Yugin
Designer: Juan Santa Cruz
Location: New York City
On Offer: Chef Eugeniu “Yugin” Zubco, a protégé of the most famous sushi chef in New York, Masayoshi “Masa” Takayama, has now got his own groove going 37 stories above Central Park. At Yugin, his eponymous 12-seat restaurant in the 1960s Edward Durell Stone-designed General Motors Building, Zubco serves up omakase so personalized you’ll never have the same meal twice. A meal made by the master of itamae, the Japanese art of sushi, typically runs 21 dishes, depending on what seafood is the best at the Toyosu fish market in Tokyo earlier that day—flown directly into Newark International Airport and collected by the chef in his trusty pickup truck. Two seatings a night, at 5:30 p.m. and 8:30 p.m., allow diners ample time to savor each piece of striped jack fish, tuna, mackerel, seabream, and more, expertly hand-prepared and presented on Pennsylvanian Ash blocks, charred in the shou sugi ban technique. Sashimi and other morsels are served on ceramic dishes, some antique Japanese, others made by the chef himself at a pottery studio in Brooklyn and designed to perfectly suit every bite.

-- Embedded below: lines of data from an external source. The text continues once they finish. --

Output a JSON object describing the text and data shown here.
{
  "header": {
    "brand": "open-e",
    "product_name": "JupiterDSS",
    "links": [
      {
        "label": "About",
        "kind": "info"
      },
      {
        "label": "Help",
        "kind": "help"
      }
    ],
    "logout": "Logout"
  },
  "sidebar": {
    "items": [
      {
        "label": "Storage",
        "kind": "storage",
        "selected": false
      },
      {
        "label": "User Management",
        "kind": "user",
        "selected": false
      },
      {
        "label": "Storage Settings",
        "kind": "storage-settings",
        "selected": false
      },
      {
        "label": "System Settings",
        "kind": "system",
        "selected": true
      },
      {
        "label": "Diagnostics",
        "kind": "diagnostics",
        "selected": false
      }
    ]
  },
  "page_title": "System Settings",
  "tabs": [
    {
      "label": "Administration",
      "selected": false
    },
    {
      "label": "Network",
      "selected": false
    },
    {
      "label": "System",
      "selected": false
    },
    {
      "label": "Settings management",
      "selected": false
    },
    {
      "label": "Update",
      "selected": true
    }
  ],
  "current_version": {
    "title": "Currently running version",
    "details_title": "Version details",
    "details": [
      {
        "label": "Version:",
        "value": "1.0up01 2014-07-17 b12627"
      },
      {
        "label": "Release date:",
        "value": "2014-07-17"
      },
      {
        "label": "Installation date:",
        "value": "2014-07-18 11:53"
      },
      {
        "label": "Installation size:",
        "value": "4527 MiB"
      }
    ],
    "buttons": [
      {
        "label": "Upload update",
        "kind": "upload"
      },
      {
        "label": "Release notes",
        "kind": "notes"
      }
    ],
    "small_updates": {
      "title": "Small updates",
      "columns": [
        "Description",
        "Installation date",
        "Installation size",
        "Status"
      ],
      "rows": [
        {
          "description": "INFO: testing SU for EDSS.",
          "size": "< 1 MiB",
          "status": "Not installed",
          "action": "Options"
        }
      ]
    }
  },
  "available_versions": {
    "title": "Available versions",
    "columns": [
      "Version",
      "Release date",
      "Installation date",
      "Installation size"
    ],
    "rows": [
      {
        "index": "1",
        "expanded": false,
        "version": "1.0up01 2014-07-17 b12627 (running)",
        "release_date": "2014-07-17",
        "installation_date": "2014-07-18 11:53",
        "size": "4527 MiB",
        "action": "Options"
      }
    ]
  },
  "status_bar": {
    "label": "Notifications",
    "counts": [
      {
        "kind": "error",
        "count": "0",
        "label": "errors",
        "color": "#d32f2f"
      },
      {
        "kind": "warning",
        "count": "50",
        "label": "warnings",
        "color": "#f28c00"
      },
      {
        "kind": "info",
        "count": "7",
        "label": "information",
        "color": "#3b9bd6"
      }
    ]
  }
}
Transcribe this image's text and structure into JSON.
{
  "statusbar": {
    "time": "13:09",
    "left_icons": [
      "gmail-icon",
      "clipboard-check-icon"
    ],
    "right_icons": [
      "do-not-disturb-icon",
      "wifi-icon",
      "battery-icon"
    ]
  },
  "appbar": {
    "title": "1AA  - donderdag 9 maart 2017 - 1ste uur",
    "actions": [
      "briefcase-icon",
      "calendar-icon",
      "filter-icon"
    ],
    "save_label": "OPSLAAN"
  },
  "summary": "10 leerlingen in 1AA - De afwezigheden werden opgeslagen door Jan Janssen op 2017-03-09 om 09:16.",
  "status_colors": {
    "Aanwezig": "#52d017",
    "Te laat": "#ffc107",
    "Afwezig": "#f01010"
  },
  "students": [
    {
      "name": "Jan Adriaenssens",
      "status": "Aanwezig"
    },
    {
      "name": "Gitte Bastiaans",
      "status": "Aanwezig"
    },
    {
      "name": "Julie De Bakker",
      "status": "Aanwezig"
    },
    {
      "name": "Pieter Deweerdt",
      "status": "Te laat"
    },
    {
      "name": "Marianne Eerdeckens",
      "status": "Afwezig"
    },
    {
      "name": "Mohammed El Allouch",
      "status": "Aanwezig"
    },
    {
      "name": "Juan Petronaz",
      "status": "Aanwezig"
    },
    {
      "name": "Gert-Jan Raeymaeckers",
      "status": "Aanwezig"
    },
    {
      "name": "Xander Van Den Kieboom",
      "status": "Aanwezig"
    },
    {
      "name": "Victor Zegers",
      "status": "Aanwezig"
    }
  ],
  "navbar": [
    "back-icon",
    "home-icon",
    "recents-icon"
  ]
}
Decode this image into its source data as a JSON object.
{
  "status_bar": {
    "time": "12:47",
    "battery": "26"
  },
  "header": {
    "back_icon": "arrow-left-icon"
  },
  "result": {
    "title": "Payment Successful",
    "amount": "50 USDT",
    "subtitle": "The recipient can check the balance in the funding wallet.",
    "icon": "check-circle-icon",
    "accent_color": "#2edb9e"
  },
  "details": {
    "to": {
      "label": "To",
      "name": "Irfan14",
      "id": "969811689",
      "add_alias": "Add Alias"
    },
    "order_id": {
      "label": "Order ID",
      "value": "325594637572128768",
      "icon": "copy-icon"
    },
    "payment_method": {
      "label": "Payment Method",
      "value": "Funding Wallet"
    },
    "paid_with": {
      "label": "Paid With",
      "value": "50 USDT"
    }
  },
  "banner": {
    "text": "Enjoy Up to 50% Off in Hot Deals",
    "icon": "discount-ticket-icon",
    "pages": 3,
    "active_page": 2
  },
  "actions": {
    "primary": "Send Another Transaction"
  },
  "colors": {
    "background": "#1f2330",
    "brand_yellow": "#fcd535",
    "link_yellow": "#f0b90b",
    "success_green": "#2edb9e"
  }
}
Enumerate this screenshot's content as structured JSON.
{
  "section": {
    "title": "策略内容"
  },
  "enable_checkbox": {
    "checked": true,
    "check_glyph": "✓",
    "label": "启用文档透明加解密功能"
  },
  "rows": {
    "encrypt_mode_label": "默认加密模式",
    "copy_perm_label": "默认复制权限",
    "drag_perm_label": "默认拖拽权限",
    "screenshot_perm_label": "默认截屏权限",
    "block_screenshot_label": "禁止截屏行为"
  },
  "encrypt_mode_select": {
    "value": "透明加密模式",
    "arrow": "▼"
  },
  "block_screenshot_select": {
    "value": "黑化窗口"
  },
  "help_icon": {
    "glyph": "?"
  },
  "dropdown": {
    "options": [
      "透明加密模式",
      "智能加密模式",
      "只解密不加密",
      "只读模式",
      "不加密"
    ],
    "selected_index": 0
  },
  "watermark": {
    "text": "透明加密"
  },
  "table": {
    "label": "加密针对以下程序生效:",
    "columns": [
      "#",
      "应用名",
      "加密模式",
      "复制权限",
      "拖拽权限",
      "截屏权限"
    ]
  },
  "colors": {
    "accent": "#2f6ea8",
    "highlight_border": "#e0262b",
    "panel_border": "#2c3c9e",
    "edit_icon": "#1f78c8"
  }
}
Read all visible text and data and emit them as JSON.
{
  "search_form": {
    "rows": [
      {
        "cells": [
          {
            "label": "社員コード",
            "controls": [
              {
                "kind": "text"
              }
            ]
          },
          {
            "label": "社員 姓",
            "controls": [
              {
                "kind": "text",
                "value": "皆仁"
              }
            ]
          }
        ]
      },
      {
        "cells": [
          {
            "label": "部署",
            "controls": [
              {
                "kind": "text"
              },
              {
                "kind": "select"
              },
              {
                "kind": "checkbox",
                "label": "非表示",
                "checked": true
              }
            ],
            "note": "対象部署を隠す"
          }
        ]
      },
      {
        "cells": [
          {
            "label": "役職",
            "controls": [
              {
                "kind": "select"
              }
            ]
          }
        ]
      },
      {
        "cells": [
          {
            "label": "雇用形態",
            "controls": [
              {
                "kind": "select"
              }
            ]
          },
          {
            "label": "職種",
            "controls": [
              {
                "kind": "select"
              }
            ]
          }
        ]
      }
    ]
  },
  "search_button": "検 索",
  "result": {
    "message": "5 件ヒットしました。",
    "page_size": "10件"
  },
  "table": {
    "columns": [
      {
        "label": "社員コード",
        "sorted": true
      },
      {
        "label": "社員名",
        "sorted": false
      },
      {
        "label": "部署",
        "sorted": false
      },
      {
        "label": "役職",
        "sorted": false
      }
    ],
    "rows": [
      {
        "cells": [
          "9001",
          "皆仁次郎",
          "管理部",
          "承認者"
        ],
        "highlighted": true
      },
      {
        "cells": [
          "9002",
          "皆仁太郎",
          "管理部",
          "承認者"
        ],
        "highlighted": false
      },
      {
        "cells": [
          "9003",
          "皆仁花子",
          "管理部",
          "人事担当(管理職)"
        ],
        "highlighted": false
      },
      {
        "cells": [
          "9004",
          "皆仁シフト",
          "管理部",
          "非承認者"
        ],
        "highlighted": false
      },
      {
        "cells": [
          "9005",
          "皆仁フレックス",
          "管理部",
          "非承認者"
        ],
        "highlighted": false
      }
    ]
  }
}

Deep cherry-hued lacquer wraps the restaurant’s intimate dining room, whose entrance greets guests with a Japanese screen from the 18th-century Meiji period, a sedge of gathering cranes illustrating its gold-leaf ground. At the custom double-sided sushi counter, Hinoki wood countertops cut from the same tree in Japan serve as a calming, neutral ground for chef Yugin’s inventive dishes. Overhead is a large paper lantern, canoe-like in shape, that softly illuminates the space as darkness descends over Gotham outside two large windows. Mirrored walls make the 461-square-foot space feel a lot larger and offer views of the sushi preparation from all angles. Focus is always on the food.
Standout Features: The small scale of the restaurant and central sushi bar assure that all patrons are served by Yugin himself, and encouraged to ask questions, swap stories, or otherwise converse with the personable talent. Assistants grill shrimp over open flames, prep sauces, and run plates, as needed. Staffers assure your glasses never run dry of water and sake (of which the beverages menu offers 25 options, ranging from $110 to $12,000). During my seating, the 22 courses included a mouthwatering diver scallop with black truffle and sunchoke sauce, golden eye snapper, sea water eel, and five different cuts of mackerel, each more delicious than the next.
Since Yugin opened late last fall, reservations have been in high demand. But perhaps more impressive is the number of returning diners. None aside from my party was a first-timer and the chef noted he has one patron who has eaten at his sushi counter 22 times. At $475 a head, it’s the ultimate compliment.